Por mais perfeita que seja uma alma, se a personalidade que há naquela alma depende do corpo e da sua história e da sua biografia apenas, ela será perdida. Existem pessoas excelentes, mas elas também morrerão, e elas poderão esquecer tudo que é excelente nelas depois da morte. Não é difícil se esquecer do que nós somos.

Nós nos lembramos do que somos porque todo dia de manhã podemos nos olhar no espelho e ver um rosto muito semelhante ao que vimos no dia anterior. Todo dia nós acordamos e estamos no mesmo quarto, no mesmo lugar em que fomos dormir etc. Todo esse quadro de referências constantes oferecido pela corporalidade garante a manutenção de nossa identidade psíquica, garante-nos lembrar que "eu sou Fulano, filho de Beltrano e Ciclana etc.". Tudo isso sustenta nossa identidade.

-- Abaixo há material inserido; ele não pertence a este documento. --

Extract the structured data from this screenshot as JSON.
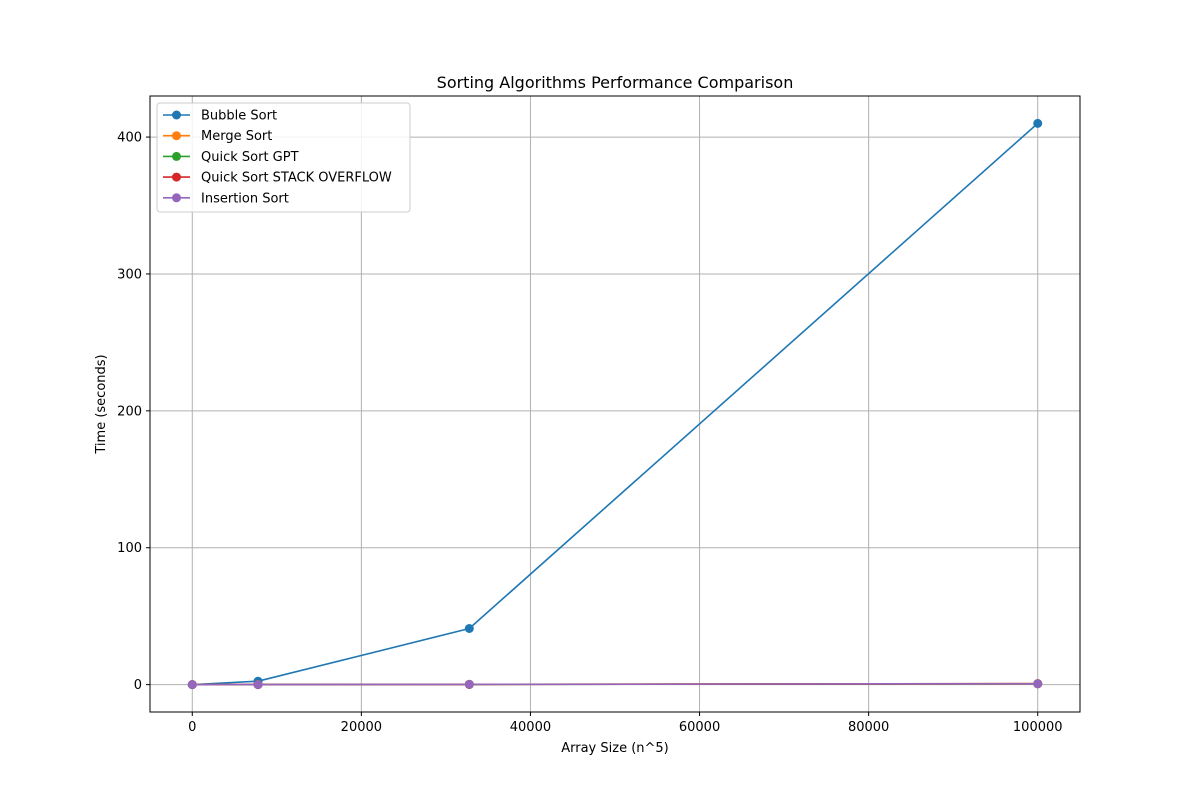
{
  "chart_data": {
    "type": "line",
    "title": "Sorting Algorithms Performance Comparison",
    "xlabel": "Array Size (n^5)",
    "ylabel": "Time (seconds)",
    "xlim": [
      -5000,
      105000
    ],
    "ylim": [
      -20,
      430
    ],
    "xticks": [
      0,
      20000,
      40000,
      60000,
      80000,
      100000
    ],
    "yticks": [
      0,
      100,
      200,
      300,
      400
    ],
    "grid": true,
    "legend_position": "top-left",
    "x": [
      1,
      7776,
      32768,
      100000
    ],
    "series": [
      {
        "name": "Bubble Sort",
        "color": "#1f77b4",
        "values": [
          0.0,
          2.5,
          41.0,
          410.0
        ]
      },
      {
        "name": "Merge Sort",
        "color": "#ff7f0e",
        "values": [
          0.0,
          0.05,
          0.2,
          0.8
        ]
      },
      {
        "name": "Quick Sort GPT",
        "color": "#2ca02c",
        "values": [
          0.0,
          0.03,
          0.15,
          0.6
        ]
      },
      {
        "name": "Quick Sort STACK OVERFLOW",
        "color": "#d62728",
        "values": [
          0.0,
          0.03,
          0.15,
          0.6
        ]
      },
      {
        "name": "Insertion Sort",
        "color": "#9467bd",
        "values": [
          0.0,
          0.04,
          0.18,
          0.7
        ]
      }
    ]
  }
}
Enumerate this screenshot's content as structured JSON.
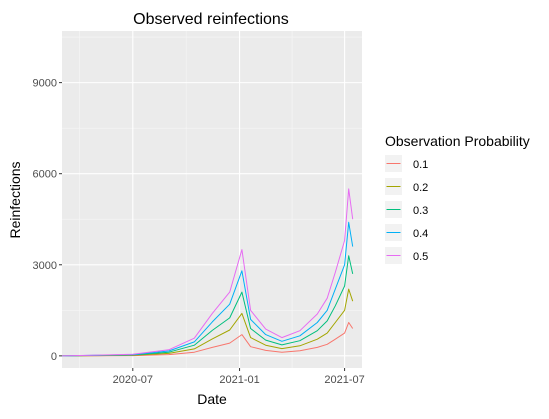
{
  "chart_data": {
    "type": "line",
    "title": "Observed reinfections",
    "xlabel": "Date",
    "ylabel": "Reinfections",
    "x_range": [
      "2020-03-01",
      "2021-07-31"
    ],
    "xlim": [
      "2020-03-01",
      "2021-07-31"
    ],
    "ylim": [
      -400,
      10700
    ],
    "x_ticks": [
      "2020-07-01",
      "2021-01-01",
      "2021-07-01"
    ],
    "x_tick_labels": [
      "2020-07",
      "2021-01",
      "2021-07"
    ],
    "y_ticks": [
      0,
      3000,
      6000,
      9000
    ],
    "y_tick_labels": [
      "0",
      "3000",
      "6000",
      "9000"
    ],
    "grid": true,
    "legend": {
      "title": "Observation Probability",
      "placement": "right",
      "entries": [
        "0.1",
        "0.2",
        "0.3",
        "0.4",
        "0.5"
      ]
    },
    "series": [
      {
        "name": "0.1",
        "color": "#F8766D",
        "x": [
          "2020-03-01",
          "2020-05-01",
          "2020-07-01",
          "2020-09-01",
          "2020-10-15",
          "2020-11-15",
          "2020-12-15",
          "2021-01-05",
          "2021-01-20",
          "2021-02-15",
          "2021-03-15",
          "2021-04-15",
          "2021-05-15",
          "2021-06-01",
          "2021-06-15",
          "2021-07-01",
          "2021-07-08",
          "2021-07-15"
        ],
        "values": [
          0,
          5,
          10,
          40,
          120,
          280,
          420,
          700,
          300,
          180,
          120,
          170,
          280,
          380,
          550,
          750,
          1100,
          900
        ]
      },
      {
        "name": "0.2",
        "color": "#A3A500",
        "x": [
          "2020-03-01",
          "2020-05-01",
          "2020-07-01",
          "2020-09-01",
          "2020-10-15",
          "2020-11-15",
          "2020-12-15",
          "2021-01-05",
          "2021-01-20",
          "2021-02-15",
          "2021-03-15",
          "2021-04-15",
          "2021-05-15",
          "2021-06-01",
          "2021-06-15",
          "2021-07-01",
          "2021-07-08",
          "2021-07-15"
        ],
        "values": [
          0,
          10,
          20,
          80,
          230,
          560,
          850,
          1400,
          600,
          350,
          240,
          330,
          550,
          750,
          1100,
          1500,
          2200,
          1800
        ]
      },
      {
        "name": "0.3",
        "color": "#00BF7D",
        "x": [
          "2020-03-01",
          "2020-05-01",
          "2020-07-01",
          "2020-09-01",
          "2020-10-15",
          "2020-11-15",
          "2020-12-15",
          "2021-01-05",
          "2021-01-20",
          "2021-02-15",
          "2021-03-15",
          "2021-04-15",
          "2021-05-15",
          "2021-06-01",
          "2021-06-15",
          "2021-07-01",
          "2021-07-08",
          "2021-07-15"
        ],
        "values": [
          0,
          15,
          30,
          120,
          350,
          840,
          1250,
          2100,
          900,
          520,
          360,
          500,
          830,
          1150,
          1650,
          2300,
          3300,
          2700
        ]
      },
      {
        "name": "0.4",
        "color": "#00B0F6",
        "x": [
          "2020-03-01",
          "2020-05-01",
          "2020-07-01",
          "2020-09-01",
          "2020-10-15",
          "2020-11-15",
          "2020-12-15",
          "2021-01-05",
          "2021-01-20",
          "2021-02-15",
          "2021-03-15",
          "2021-04-15",
          "2021-05-15",
          "2021-06-01",
          "2021-06-15",
          "2021-07-01",
          "2021-07-08",
          "2021-07-15"
        ],
        "values": [
          0,
          20,
          40,
          160,
          460,
          1120,
          1700,
          2800,
          1200,
          700,
          480,
          660,
          1100,
          1500,
          2200,
          3000,
          4400,
          3600
        ]
      },
      {
        "name": "0.5",
        "color": "#E76BF3",
        "x": [
          "2020-03-01",
          "2020-05-01",
          "2020-07-01",
          "2020-09-01",
          "2020-10-15",
          "2020-11-15",
          "2020-12-15",
          "2021-01-05",
          "2021-01-20",
          "2021-02-15",
          "2021-03-15",
          "2021-04-15",
          "2021-05-15",
          "2021-06-01",
          "2021-06-15",
          "2021-07-01",
          "2021-07-08",
          "2021-07-15"
        ],
        "values": [
          0,
          25,
          50,
          200,
          580,
          1400,
          2100,
          3500,
          1500,
          880,
          600,
          830,
          1380,
          1900,
          2750,
          3800,
          5500,
          4500
        ]
      }
    ]
  }
}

Com a morte, tudo isso desaparece. Depois da morte, encontramo-nos em uma situação semelhante ao sonho, em que não existem referências fixas. Nos sonhos, por exemplo, colocamos um copo na mesa, mas ele atravessa a mesa e cai. Depois colocamos de novo e ele fica. Não existem regularidades nos sonhos. Depois da morte, toda a experiência da alma é assim. Por quanto tempo conseguiremos nos lembrar de quem somos em uma situação assim? Em um dia, acordamos e somos filhos do Fulano, no dia seguinte somos filhos de Beltrano etc. Isto é a morte. A morte é entrar em um estado de sonho. O sujeito que não adquiriu, antes da morte, um princípio de identidade que não dependa de nada deste quadro de referência corporal acabará enlouquecendo depois da morte. E isso é o inferno.

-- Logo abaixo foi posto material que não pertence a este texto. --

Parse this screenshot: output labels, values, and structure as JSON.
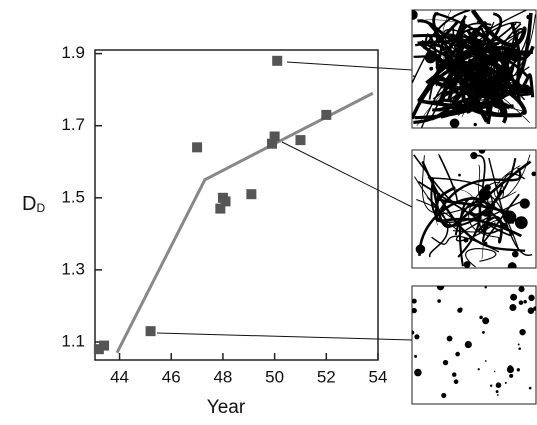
{
  "chart_data": {
    "type": "scatter",
    "x_label": "Year",
    "y_label": "D",
    "y_label_subscript": "D",
    "xlim": [
      43.05,
      54
    ],
    "xticks": [
      44,
      46,
      48,
      50,
      52,
      54
    ],
    "ylim": [
      1.05,
      1.91
    ],
    "yticks": [
      1.1,
      1.3,
      1.5,
      1.7,
      1.9
    ],
    "series": [
      {
        "type": "scatter",
        "color": "#555555",
        "x": [
          43.2,
          43.4,
          45.2,
          47.0,
          48.0,
          47.9,
          48.1,
          49.1,
          50.1,
          50.0,
          49.9,
          51.0,
          52.0
        ],
        "values": [
          1.08,
          1.09,
          1.13,
          1.64,
          1.5,
          1.47,
          1.49,
          1.51,
          1.88,
          1.67,
          1.65,
          1.66,
          1.73
        ]
      },
      {
        "type": "line",
        "color": "#888888",
        "x": [
          43.9,
          47.3,
          50.0,
          53.8
        ],
        "values": [
          1.07,
          1.55,
          1.65,
          1.79
        ]
      }
    ]
  }
}
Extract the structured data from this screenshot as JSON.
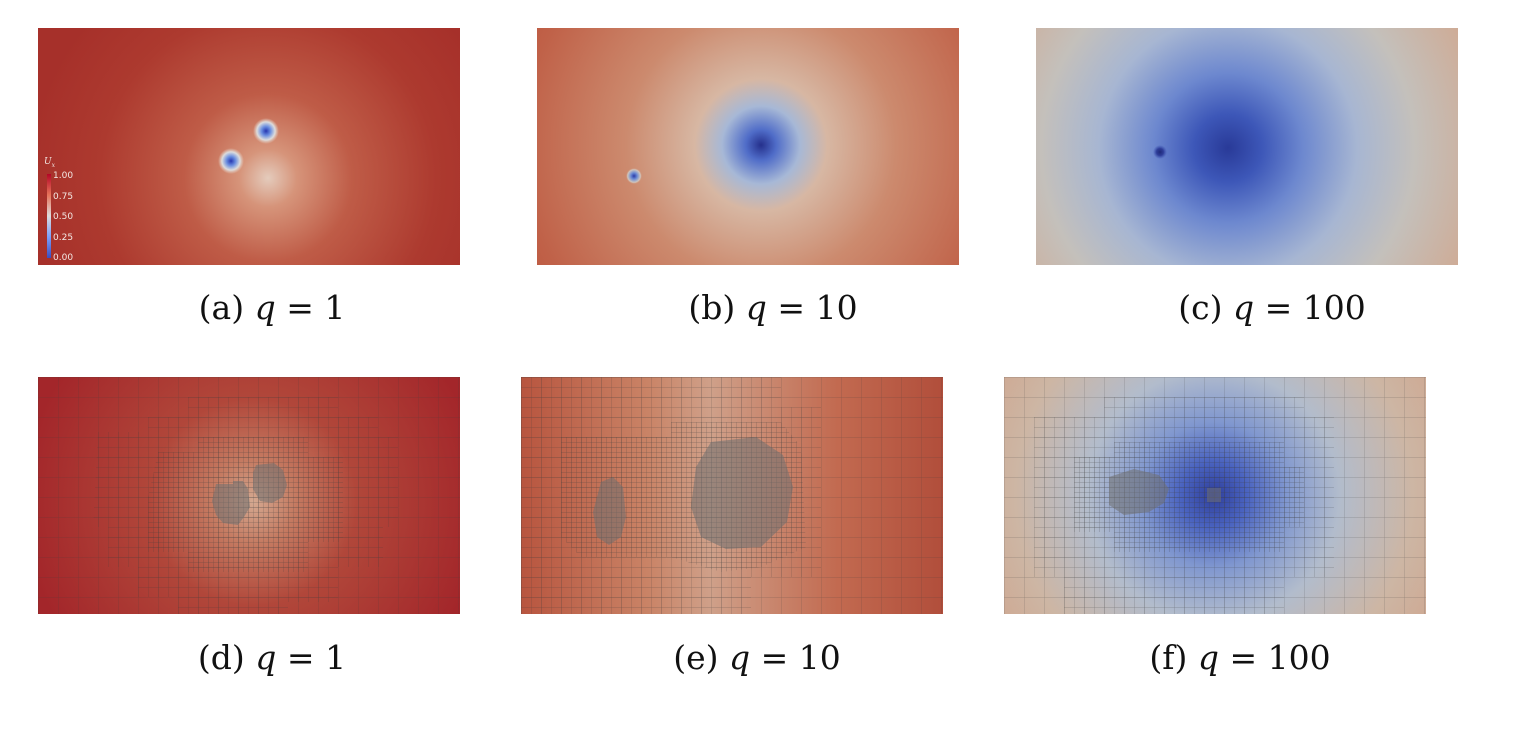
{
  "figure": {
    "rows": [
      {
        "panels": [
          {
            "tag": "(a)",
            "var": "q",
            "eq": "=",
            "val": "1"
          },
          {
            "tag": "(b)",
            "var": "q",
            "eq": "=",
            "val": "10"
          },
          {
            "tag": "(c)",
            "var": "q",
            "eq": "=",
            "val": "100"
          }
        ]
      },
      {
        "panels": [
          {
            "tag": "(d)",
            "var": "q",
            "eq": "=",
            "val": "1"
          },
          {
            "tag": "(e)",
            "var": "q",
            "eq": "=",
            "val": "10"
          },
          {
            "tag": "(f)",
            "var": "q",
            "eq": "=",
            "val": "100"
          }
        ]
      }
    ],
    "colorbar": {
      "title": "U",
      "subscript": "x",
      "ticks": [
        "1.00",
        "0.75",
        "0.50",
        "0.25",
        "0.00"
      ],
      "range": [
        0,
        1
      ]
    },
    "colors": {
      "high": "#a93228",
      "mid": "#dcd9d3",
      "low": "#2c3d93",
      "mesh_line": "#555555"
    }
  }
}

Há uma famosa passagem de Chuang-Tsé, um sábio taoísta, que diz: "Uma vez eu dormi e sonhei que era uma borboleta. Quando acordei, me perguntei: 'Eu era um homem sonhando que era uma borboleta ou uma borboleta sonhando que era um homem?'". Como saber? Os taoístas ensinam que, se numa noite você é uma borboleta azul, na outra uma borboleta vermelha, na outra uma borboleta que fala etc., ou seja, as referências nos sonhos podem mudar em todos os seus aspectos, mas quando acordamos, as referências permanecem mais ou menos iguais, então elas têm um tipo de estabilidade que as referências do mundo onírico não têm. A corporalidade tem um tipo de estabilidade que o mundo onírico/psíquico não tem, e isso nos garante a manutenção de uma identidade. O ser humano altera entre dois estados: vigília (referências constantes, regularidades) e mundo onírico. Essas regularidades permitem que nos recordemos de quem somos. A mudança de minha aparência física é gradual.

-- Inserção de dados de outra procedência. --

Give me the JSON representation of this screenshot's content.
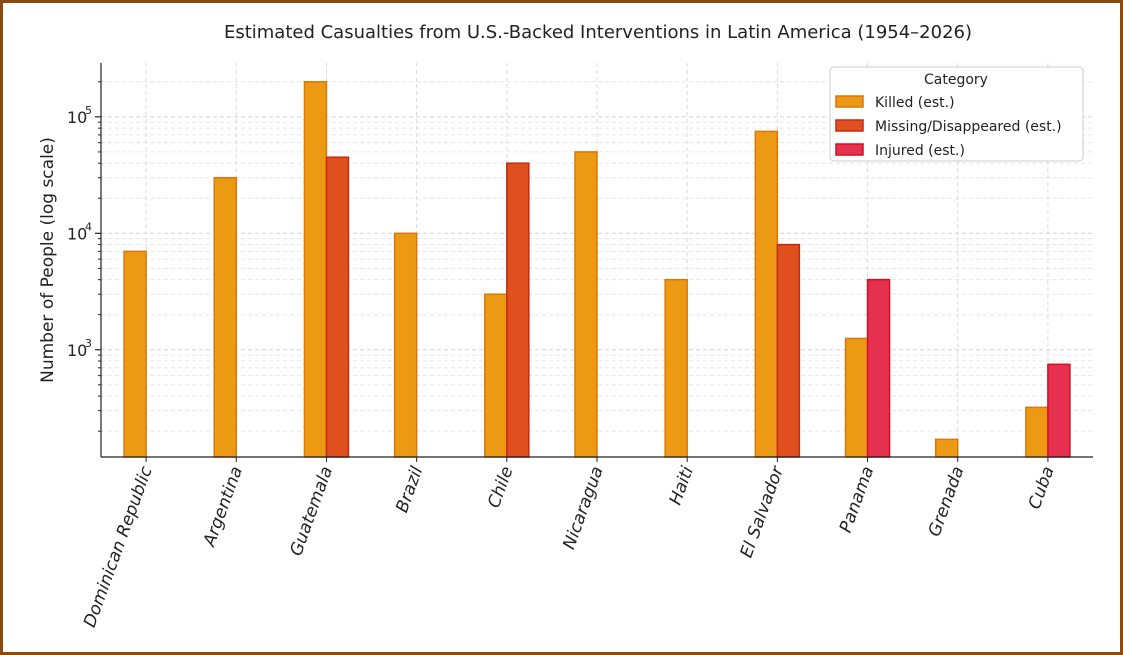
{
  "chart_data": {
    "type": "bar",
    "title": "Estimated Casualties from U.S.-Backed Interventions in Latin America (1954–2026)",
    "xlabel": "",
    "ylabel": "Number of People (log scale)",
    "yscale": "log",
    "ylim": [
      120,
      290000
    ],
    "yticks": [
      {
        "base": "10",
        "exp": "3",
        "value": 1000
      },
      {
        "base": "10",
        "exp": "4",
        "value": 10000
      },
      {
        "base": "10",
        "exp": "5",
        "value": 100000
      }
    ],
    "categories": [
      "Dominican Republic",
      "Argentina",
      "Guatemala",
      "Brazil",
      "Chile",
      "Nicaragua",
      "Haiti",
      "El Salvador",
      "Panama",
      "Grenada",
      "Cuba"
    ],
    "legend_title": "Category",
    "legend_position": "top-right",
    "series": [
      {
        "name": "Killed (est.)",
        "color": "#ec9a14",
        "edge": "#d9780a",
        "values": [
          7000,
          30000,
          200000,
          10000,
          3000,
          50000,
          4000,
          75000,
          1250,
          170,
          320
        ]
      },
      {
        "name": "Missing/Disappeared (est.)",
        "color": "#e0501f",
        "edge": "#c42a10",
        "values": [
          null,
          null,
          45000,
          null,
          40000,
          null,
          null,
          8000,
          null,
          null,
          null
        ]
      },
      {
        "name": "Injured (est.)",
        "color": "#e63050",
        "edge": "#d01020",
        "values": [
          null,
          null,
          null,
          null,
          null,
          null,
          null,
          null,
          4000,
          null,
          750
        ]
      }
    ]
  }
}
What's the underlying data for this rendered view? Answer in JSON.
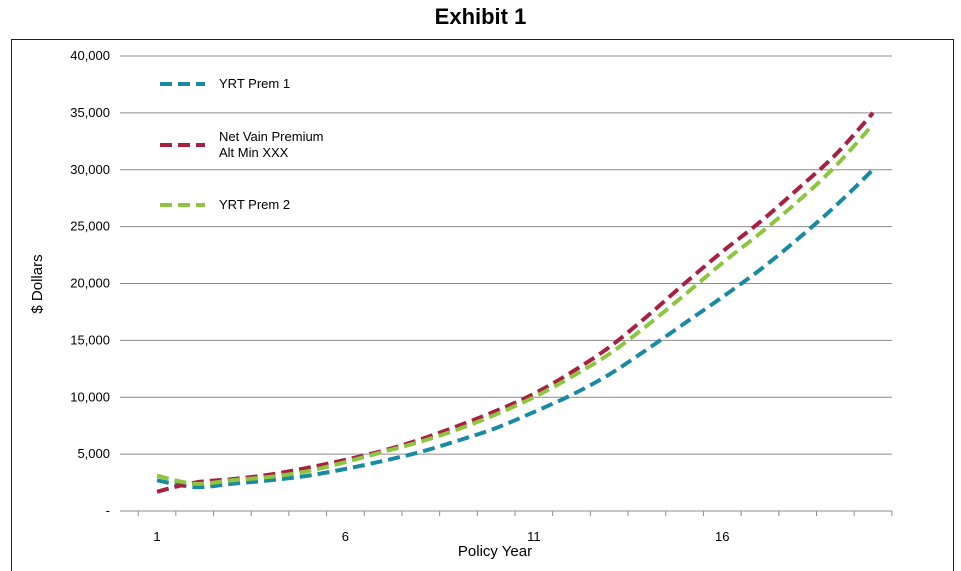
{
  "chart_data": {
    "type": "line",
    "title": "Exhibit 1",
    "xlabel": "Policy Year",
    "ylabel": "$ Dollars",
    "x": [
      1,
      2,
      3,
      4,
      5,
      6,
      7,
      8,
      9,
      10,
      11,
      12,
      13,
      14,
      15,
      16,
      17,
      18,
      19,
      20
    ],
    "xticks": [
      1,
      6,
      11,
      16
    ],
    "xlim": [
      1,
      20
    ],
    "ylim": [
      0,
      40000
    ],
    "yticks": [
      0,
      5000,
      10000,
      15000,
      20000,
      25000,
      30000,
      35000,
      40000
    ],
    "ytick_labels": [
      "-",
      "5,000",
      "10,000",
      "15,000",
      "20,000",
      "25,000",
      "30,000",
      "35,000",
      "40,000"
    ],
    "grid": "horizontal",
    "legend_position": "top-left",
    "series": [
      {
        "name": "YRT Prem 1",
        "color": "#1a8aa3",
        "values": [
          2700,
          2100,
          2400,
          2700,
          3100,
          3700,
          4400,
          5200,
          6200,
          7300,
          8700,
          10200,
          12000,
          14200,
          16500,
          18800,
          21200,
          23900,
          26800,
          30000
        ]
      },
      {
        "name": "Net Vain Premium Alt Min XXX",
        "color": "#a8203f",
        "values": [
          1700,
          2500,
          2800,
          3200,
          3800,
          4500,
          5300,
          6300,
          7500,
          8800,
          10300,
          12200,
          14400,
          17100,
          20000,
          22800,
          25400,
          28300,
          31300,
          35000
        ]
      },
      {
        "name": "YRT Prem 2",
        "color": "#8cc63f",
        "values": [
          3100,
          2400,
          2700,
          3000,
          3500,
          4300,
          5200,
          6100,
          7200,
          8500,
          10000,
          11800,
          13800,
          16300,
          19000,
          21800,
          24400,
          27200,
          30300,
          34000
        ]
      }
    ],
    "legend_lines": [
      [
        "YRT Prem 1"
      ],
      [
        "Net Vain Premium",
        "Alt Min XXX"
      ],
      [
        "YRT Prem 2"
      ]
    ]
  }
}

É só isto que nos mantêm sendo a mesma pessoa. É só isso que permite que digamos que há um "eu". A morte nos tira essa referência, ela nos joga em um estado de sonho perpétuo. A morte é sair do mundo real e entrar no mundo da Pantera Cor-de-Rosa. Depois de uma dúzia de experiências de maleabilidade total das referências, nós já enlouquecemos, já perdemos nossa identidade. Se três vezes, na mesma semana, nos tirarem do lugar onde estamos e nos colocarem em um lugar completamente diferente, já estaremos a meio caminho da loucura. É verdade que olharemos para nossas mãos e as reconheceremos como as mesmas que vimos antes, ou seja, haverá ainda algumas experiências regulares. Mas e se tirarmos todas essas referências? No sonho, podemos nos perceber como humanos, depois como borboleta, depois como leão.

Existem qualidades humanas fora das religiões? Sim, claro. Há ateus perfeitamente honestos, justos etc., mas as qualidades humanas são características ou hábitos do psiquismo humano, e elas dependem desse quadro de referências. Todas as qualidades humanas -- justiça, honestidade, generosidade etc. -- dependem desse quadro de referências que é a corporalidade. Quando damos esmola para o mendigo, o dinheiro não volta para nosso bolso no dia seguinte, mas permanece no bolso do mendigo (ou de quem ele tenha porventura passado o dinheiro). No estado de sonho, isso aí acabou: não há como manter qualidades humanas em um estado de sonho, pois elas têm como alicerce o quadro de referências dado pela corporalidade. Em suma, as qualidades humanas não são suficientes para salvar um indivíduo. As qualidades humanas são excelentes, mas elas existem como uma função da adequação entre o homem e este mundo, para que mantenhamos nossa identidade humana diante deste mundo. Nossa generosidade, justiça etc. existem para que lembremos o tempo todo que não somos uma pedra, um cachorro, uma nuvem. Elas nos recordam daquilo que nos é próprio, mas sempre dentro do quadro de referência da corporalidade. Como manter nossa justiça em um mundo de sonho? As qualidades humanas se diluem no psiquismo. Nossas qualidades humanas dependem da fixidez e estabilidade do mundo corpóreo, e em um estado de sonho não conseguiremos mantê-las.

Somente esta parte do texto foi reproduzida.